Professors Bruce Schulman and Julian Zelizer have edited a new book, Media Nation, following the American news media from the 1880s to present. The book comes out on February 7 and Zelizer spoke to TKNN about the book and the media landscape.
The following conversation was slightly edited for clarity.
1) What caused you to put this book together with Bruce Schulman?
there is very little historical scholarship on one of the most important aspects of our political system–the news media. Although everyone knows the influence that the media wields, only in recent years have historians started to understand its evolution and to explode some of the myths exist about how things worked in the past. We believed that there was a critical body of work out there and we wanted to bring it to the public.
2) The book starts in the 1880s. Why then and not before or after?
Well a book like this can be endless. There is so much to study about the media, we had to make a decision about where to start. We decided that we should start in the post reconstruction period when the modern government and modern political process took form. This is also when there are huge changes in the media as the era of the partisan press came to an end. We felt this really was the turning point to the path that led to today.
3) The final chapter lists several roles for the press like “partisan or advocate,” so how different and striking was it for Steve Bannon to say the media is the “opposition party?”

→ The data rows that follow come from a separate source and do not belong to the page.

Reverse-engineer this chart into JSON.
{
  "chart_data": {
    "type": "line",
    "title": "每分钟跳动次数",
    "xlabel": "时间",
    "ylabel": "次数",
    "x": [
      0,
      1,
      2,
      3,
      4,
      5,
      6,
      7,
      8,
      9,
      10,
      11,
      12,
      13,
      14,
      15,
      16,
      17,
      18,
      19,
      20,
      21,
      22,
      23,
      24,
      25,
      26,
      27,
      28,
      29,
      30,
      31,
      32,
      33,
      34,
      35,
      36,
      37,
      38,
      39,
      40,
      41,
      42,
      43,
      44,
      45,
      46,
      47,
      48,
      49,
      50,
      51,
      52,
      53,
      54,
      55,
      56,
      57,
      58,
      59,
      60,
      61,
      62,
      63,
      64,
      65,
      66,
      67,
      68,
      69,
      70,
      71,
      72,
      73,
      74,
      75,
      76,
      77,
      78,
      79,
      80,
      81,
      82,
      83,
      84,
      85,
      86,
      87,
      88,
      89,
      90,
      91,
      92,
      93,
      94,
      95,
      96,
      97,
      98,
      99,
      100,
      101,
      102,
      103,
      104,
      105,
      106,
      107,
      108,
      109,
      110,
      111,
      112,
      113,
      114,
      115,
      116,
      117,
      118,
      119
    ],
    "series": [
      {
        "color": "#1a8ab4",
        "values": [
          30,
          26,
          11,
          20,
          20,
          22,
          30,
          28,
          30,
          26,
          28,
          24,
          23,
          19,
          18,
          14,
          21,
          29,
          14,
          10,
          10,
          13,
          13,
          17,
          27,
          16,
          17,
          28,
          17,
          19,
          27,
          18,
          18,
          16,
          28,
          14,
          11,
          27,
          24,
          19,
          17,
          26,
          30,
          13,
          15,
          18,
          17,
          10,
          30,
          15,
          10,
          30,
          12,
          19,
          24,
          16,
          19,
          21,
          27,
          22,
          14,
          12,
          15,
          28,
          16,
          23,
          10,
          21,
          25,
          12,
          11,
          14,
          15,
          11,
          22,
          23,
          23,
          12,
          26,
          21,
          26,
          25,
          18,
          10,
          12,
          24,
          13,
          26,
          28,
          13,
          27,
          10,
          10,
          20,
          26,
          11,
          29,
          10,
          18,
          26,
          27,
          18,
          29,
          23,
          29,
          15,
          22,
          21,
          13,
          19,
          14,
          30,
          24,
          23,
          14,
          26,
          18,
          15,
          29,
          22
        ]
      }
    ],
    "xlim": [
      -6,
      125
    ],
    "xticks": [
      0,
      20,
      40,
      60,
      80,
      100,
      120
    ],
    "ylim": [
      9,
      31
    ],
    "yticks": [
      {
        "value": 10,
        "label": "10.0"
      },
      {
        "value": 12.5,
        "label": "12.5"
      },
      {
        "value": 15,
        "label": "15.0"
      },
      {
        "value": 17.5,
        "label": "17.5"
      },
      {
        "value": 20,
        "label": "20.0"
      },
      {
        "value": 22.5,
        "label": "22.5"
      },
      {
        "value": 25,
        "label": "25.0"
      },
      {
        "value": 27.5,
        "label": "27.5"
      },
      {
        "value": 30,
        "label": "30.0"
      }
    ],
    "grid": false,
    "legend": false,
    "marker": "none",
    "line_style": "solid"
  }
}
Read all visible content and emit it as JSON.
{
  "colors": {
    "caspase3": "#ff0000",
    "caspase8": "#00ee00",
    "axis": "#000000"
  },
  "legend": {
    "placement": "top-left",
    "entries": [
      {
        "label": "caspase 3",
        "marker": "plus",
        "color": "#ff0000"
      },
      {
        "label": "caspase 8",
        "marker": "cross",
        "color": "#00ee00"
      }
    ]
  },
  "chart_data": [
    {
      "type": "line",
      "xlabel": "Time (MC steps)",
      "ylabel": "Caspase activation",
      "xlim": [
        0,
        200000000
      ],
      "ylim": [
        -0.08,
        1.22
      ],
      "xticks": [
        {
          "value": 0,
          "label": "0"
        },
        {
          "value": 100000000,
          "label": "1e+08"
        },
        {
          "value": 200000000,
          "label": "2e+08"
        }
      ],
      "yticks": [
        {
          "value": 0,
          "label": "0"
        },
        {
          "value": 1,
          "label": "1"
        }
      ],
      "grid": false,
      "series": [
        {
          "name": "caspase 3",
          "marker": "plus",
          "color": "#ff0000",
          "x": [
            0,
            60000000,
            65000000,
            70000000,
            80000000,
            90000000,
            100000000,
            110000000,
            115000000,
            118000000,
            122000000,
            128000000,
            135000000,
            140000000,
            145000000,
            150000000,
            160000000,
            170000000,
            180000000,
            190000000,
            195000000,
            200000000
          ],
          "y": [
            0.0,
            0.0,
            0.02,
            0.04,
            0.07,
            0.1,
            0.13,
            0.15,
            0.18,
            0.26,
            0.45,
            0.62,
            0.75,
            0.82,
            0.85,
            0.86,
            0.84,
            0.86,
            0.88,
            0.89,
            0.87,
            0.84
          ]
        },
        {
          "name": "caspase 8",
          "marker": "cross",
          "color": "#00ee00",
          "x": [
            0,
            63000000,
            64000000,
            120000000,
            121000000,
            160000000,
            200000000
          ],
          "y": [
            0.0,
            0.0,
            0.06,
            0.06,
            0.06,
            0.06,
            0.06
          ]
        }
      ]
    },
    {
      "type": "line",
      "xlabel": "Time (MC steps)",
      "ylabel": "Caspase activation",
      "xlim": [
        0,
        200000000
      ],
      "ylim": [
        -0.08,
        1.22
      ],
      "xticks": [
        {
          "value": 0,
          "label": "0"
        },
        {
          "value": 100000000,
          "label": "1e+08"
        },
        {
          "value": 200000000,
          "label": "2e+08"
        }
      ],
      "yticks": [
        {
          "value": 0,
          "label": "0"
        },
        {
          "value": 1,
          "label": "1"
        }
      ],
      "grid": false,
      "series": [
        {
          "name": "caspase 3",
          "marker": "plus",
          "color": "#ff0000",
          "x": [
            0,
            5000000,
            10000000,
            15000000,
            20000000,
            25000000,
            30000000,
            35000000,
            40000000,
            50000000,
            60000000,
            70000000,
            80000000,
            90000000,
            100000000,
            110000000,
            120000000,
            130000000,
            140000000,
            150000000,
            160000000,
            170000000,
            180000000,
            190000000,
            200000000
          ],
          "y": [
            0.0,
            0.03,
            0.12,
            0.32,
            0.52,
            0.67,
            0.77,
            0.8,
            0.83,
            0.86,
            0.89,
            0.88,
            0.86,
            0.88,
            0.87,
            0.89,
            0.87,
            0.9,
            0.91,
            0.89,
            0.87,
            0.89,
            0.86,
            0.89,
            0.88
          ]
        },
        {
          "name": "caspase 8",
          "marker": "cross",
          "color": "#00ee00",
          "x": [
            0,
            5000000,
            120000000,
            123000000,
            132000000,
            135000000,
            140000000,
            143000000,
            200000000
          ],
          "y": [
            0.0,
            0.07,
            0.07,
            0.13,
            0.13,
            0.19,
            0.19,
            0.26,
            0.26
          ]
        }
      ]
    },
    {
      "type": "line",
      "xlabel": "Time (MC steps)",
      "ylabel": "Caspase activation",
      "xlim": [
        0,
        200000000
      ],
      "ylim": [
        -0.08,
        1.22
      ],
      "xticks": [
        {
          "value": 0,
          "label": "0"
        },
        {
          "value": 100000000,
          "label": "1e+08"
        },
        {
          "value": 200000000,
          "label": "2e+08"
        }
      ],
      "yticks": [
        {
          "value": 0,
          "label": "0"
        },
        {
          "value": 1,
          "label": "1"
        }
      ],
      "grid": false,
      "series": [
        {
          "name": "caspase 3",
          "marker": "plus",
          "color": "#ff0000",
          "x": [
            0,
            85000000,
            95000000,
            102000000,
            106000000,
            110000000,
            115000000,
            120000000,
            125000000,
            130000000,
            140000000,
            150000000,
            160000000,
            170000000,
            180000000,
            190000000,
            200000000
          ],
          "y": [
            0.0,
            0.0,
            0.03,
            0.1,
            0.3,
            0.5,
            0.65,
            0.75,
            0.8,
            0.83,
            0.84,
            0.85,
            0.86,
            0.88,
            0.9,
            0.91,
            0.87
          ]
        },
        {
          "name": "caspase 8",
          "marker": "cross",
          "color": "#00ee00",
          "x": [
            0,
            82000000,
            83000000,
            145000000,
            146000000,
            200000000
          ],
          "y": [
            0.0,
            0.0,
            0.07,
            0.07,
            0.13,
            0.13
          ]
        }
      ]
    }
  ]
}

Yes in fact these attacks on the media are old. We have seen this in different forms and from different perspectives throughout the period we cover. But there are moments when the attack from within government are different in scale and scope. This was the case with Richard Nixon, when the administration targeted reporters who were seen as unfriendly. That’s what we are seeing today. The media today is also struggling financially, particularly print, so it comes at a time that reporters are more vulnerable professionally.
4) What is the top thing you hope readers take away from this book?
That the news media is a very influential part of our political system, and that politics and policy have influenced the media environment that we had.
5) Yellow journalism was a dark time for American journalism. Is today’s climate similar to that?
Very much so. We are at a moment when “fake news” and “partisan news” is making it difficult for the public to distinguish between fact and fiction. This creates a certain amount of instability in the political system as politicians are able to manipulate events to their advantage.
6) We are in a period of low trust in media and a massive amount of misinformation. Does the history of media provide any insight in how we move forward?
Sure. In the same way we should not have nostalgia about the media always being in great shape–such as how we forget that in the 1950s and 1960s the press often just echoed the world views of Washington officials–we should remember there are moments of great progress–such as the professionalization of the press in the early 20th century and the emergence of investigative reporting in the 1970s where the press improved. So journalists and media organizations can have periods of positive innovation.